Research Paper Style Checklist

 

  1. When you put in a quote, have you written at least one sentence to explain that quote?  (You should not put the quote in without adding more of your own voice to the paper.)
  1. Is every sentence sparklingly clear regarding whose thoughts are whose?  That is, if the sentence has no citation, that means you the writer are expressing your thoughts; if the sentence has a citation, you are either paraphrasing or quoting.  You cannot just write one citation at the end of a paragraph and expect the reader to figure out which sentences refer to some research and which are your own thoughts.
  1. Are there quotes in your introduction?  If so, you might want to remove them and write more generally.  Introductions do not give away information from the body of the report.
  1. Have you introduced each quote with a signal phrase?  A signal phrase can be the usual “Christopher Pinner says,” or it can use more interesting verbs (look up signal phrases in your handbook and you will find many more like notes, reports, outlines, explains, commented, and so forth).
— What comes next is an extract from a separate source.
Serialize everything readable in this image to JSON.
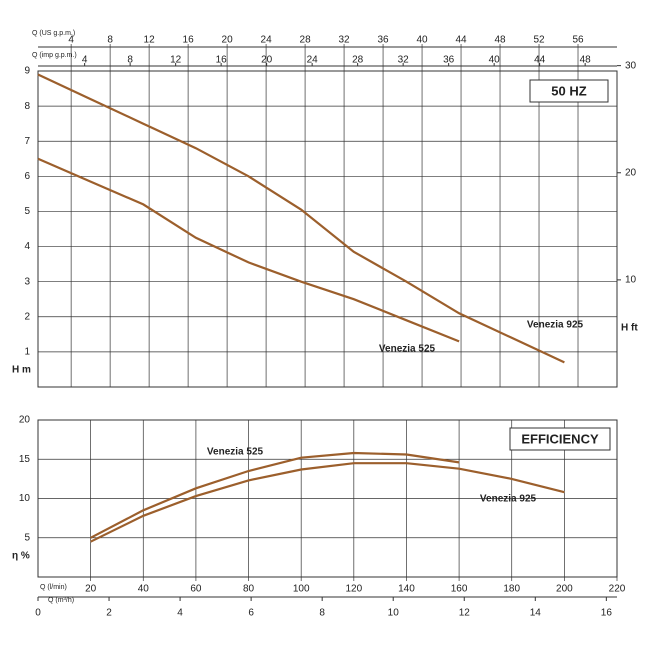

  1. When you use a block quote (for quotes over 4 lines), have you indented 5 spaces from the left margin (not the right) and double spaced? 
  1. When you discuss your research, have you given the history of that research in the introduction?  Have you discussed why people studied that topic and what they found?   If the topic was neglected, did you discuss why no one studied it? 
  1. When you discuss your research, have you discussed how researchers approached it?  Do you have any questions or problems with the way researchers approached it?
  1. Do you mention the strongest points of the research you are presenting?
  1. Do you mention the directions researchers need to pursue in the conclusion?
  1. Did you answer the most important question: is your voice leading the paper throughout (and not the voices of all the researchers)?